17:09 The book Live Art on Camera, was made from an exhibition with the same name at the John Hansard Gallery in 2007. This exhibition looked at our reading of the performances through the intentions, ideas, and aesthetics of those who recorded the events. The documentation of the performances they were often done by a hired photographer or in a collaboration with another artist. This must emphasize the chances or risks that the documentation really is a work of its own. Even after the performances the documentations are not owned by the artist but by the person that did the documentation.
In a conversation between Alice Maude-Roxby and Carolee Schneemann, talked about how one medium seems to trigger the next. From drawing to performance to photography to installation, I recognize this process in my own work.

Day 4
00:27 I put my kid to bed at 20:30 and came out at 21:30, ready to work. Three hours later, I opened this document. I unpacked the camera to transfer the film and photos I took in the project space. Only to discover I don´t have a converter to be able to connect the USB.

Day 5
Manage to transfer the films and photos to the computer from the project space. A film clip when I’m climbing up a ladder just to see how much of the room I could get in the picture. That’s all I’ve done. The next thing is to figure out how to attach the camera to the roof.

Day 6
14:27 Looking through my notebook, I have written “the act of documenting an event as a performance.” Not simply describing an event as a performance is performativity. which I feel corresponds to my circle of reworking and reperforming to redocument. I’ve struggled with the camera’s limitations in capturing my experiences, leading me to constantly reinvent my work. When documenting a past event, the resulting film didn’t convey its essence, prompting me to reinterpret and revise it. This process resulted in two different artworks instead of straightforward documentation.

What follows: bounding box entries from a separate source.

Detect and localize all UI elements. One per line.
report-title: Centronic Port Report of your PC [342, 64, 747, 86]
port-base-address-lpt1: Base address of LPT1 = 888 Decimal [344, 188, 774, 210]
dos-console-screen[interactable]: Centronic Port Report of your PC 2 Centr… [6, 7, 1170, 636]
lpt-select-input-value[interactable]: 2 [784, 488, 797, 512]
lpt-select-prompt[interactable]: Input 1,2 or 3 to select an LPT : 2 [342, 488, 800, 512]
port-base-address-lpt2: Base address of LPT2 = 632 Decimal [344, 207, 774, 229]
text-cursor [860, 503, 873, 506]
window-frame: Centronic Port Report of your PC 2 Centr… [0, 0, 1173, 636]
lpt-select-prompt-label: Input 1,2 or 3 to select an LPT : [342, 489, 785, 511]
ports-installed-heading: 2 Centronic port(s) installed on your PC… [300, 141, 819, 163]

filmstill of person sitting on a beach looking out on the ocean. Text is written over the image.

Day 7
00:12 Thinking, why not just write a protocol and leave the camera out of this? A report. A contract. Like Tehching Hsieh (in his project he uses), documents include a calendar, a contract, and one photograph. Stating one whole year of performance. Let the talk about it be the experience that lasts. It’s inspiring how the “small” documentation about these pieces talks so much about the experience and meaning of these long-duration performances.

11.45 limited my screen time until 12:00 in the day; it’s the mornings that are the best time to get things done, I’ve read. The brain is fresh, ready to absorb or create.

12:55 I opened Instagram for some reason. I should really make my profile professional. Delete a lot and edit or open a new professional account. I can’t decide; it’s been years that I can’t decide.

23:12 Reading the memoirs of Marina Abramovich. In her and Ulays performances, I feel that, that the written or told story about the thoughts around the development and meaning of their performances together with one photograph can give you the understanding and some sense of the performance. Now I’m thinking especially of the performance with the ambush loaded with an arrow and pointed to Abramovich heart. But the bodily experience of experiencing it live is hard to recall. I envy her discipline, but not her partisan childhood.

Day 8
12:33 Thinking of Yoko Ono´s instructional pieces, where the instructions become both the piece and the documentation. The instructions are left to be read, followed, and experienced in real life or in imagination.
I should write some instructions to myself every day. I have done it before.

Day9
07:30 Get up.
Drink coffee
Eat your mushrooms.
Take your vitamins.
Get the kid to eat breakfast, nag, nag, nag. Nagging is not good. It stresses the kid out.
Eat breakfast.
Get the kid to dress; the kid doesn’t listen; dress the kid.
Dress yourself.
The kid is now at kindergarten, I must get back to the instructions.
They should be clear. Much clearer for tomorrow.